Majority Element

Given an integer slice nums, return the element that appears more than n/2 times. You may assume such an element always exists.

A counting map works but uses extra memory. There is a linear-time, constant-space solution using the Boyer-Moore voting invariant.

Function signature

func MajorityElement(nums []int) int

Inputs / outputs

• nums: non-empty slice of integers.
• Return: the value that appears more than len(nums)/2 times.

Example

nums = [2,2,1,1,1,2,2]
Output: 2

Reasoning: The majority element must survive pair-cancellation.

Constraints

• 1 <= len(nums) <= 100_000
• -1_000_000_000 <= nums[i] <= 1_000_000_000
• A majority element always exists.

Core idea (near-solution)

Boyer-Moore voting pairs off different values and cancels them.

Maintain:

• candidate: the current majority candidate
• count: the candidate's net "advantage"

Invariant: after processing the first i elements, count equals the number of candidate occurrences minus the number of non-candidate occurrences in that prefix (after cancellations).

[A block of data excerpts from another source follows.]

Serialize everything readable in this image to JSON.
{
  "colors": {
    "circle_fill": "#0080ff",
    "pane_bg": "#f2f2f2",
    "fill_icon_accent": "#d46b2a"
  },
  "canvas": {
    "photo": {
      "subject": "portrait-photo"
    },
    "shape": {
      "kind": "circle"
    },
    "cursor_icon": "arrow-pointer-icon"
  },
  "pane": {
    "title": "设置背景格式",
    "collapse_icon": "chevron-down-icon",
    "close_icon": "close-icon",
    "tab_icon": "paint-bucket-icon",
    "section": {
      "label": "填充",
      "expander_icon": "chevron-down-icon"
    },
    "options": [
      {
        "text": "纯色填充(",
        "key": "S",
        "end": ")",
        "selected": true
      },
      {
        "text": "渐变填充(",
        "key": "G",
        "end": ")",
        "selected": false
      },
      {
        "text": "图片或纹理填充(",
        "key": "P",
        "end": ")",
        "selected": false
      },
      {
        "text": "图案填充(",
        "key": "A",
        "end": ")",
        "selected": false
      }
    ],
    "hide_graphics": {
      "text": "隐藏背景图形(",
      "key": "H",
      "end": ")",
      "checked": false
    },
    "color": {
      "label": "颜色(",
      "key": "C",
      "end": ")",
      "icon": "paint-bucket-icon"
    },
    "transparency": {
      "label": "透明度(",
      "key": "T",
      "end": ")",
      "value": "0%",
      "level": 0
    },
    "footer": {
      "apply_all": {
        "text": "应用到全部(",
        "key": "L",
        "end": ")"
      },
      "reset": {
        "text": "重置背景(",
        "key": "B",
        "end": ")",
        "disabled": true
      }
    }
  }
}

A true majority cannot be fully canceled, so the final candidate is the answer.

Algorithm (step-by-step)

1. Initialize count = 0.
2. For each value x in nums:
   • If count == 0, set candidate = x.
   • If x == candidate, increment count; otherwise decrement count.
3. Return candidate.

Correctness sketch

• Invariant: after processing the first i elements, count equals the number of candidate occurrences minus the number of non-candidate occurrences in that prefix (after cancellations). A true majority cannot be fully canceled, so the final candidate is the answer.
• Frequency counts reflect the exact multiplicity of each value.
• The decision rule derived from counts is applied once, so no case is missed.
• Therefore the computed result matches the definition of the problem.

Trace (hand walkthrough)

Example input:
nums = [2,2,1,1,1,2,2]
Output: 2

Reasoning: The majority element must survive pair-cancellation.

Walk:
- candidate=2, count=1 (after first 2)
- next 2 -> count=2; next 1 -> count=1; next 1 -> count=0
- count=0 => candidate=1, count=1; next 1 -> count=2
- next 2 -> count=1; next 2 -> count=2 => candidate=2

Pitfalls to avoid

• Using this algorithm when no majority is guaranteed (it can return a non-majority then).
• Forgetting to reset the candidate when count hits zero.

Complexity

• Time: O(n)
• Extra space: O(1)

Implementation notes (Go)

• The problem guarantees a majority, so no second verification pass is required.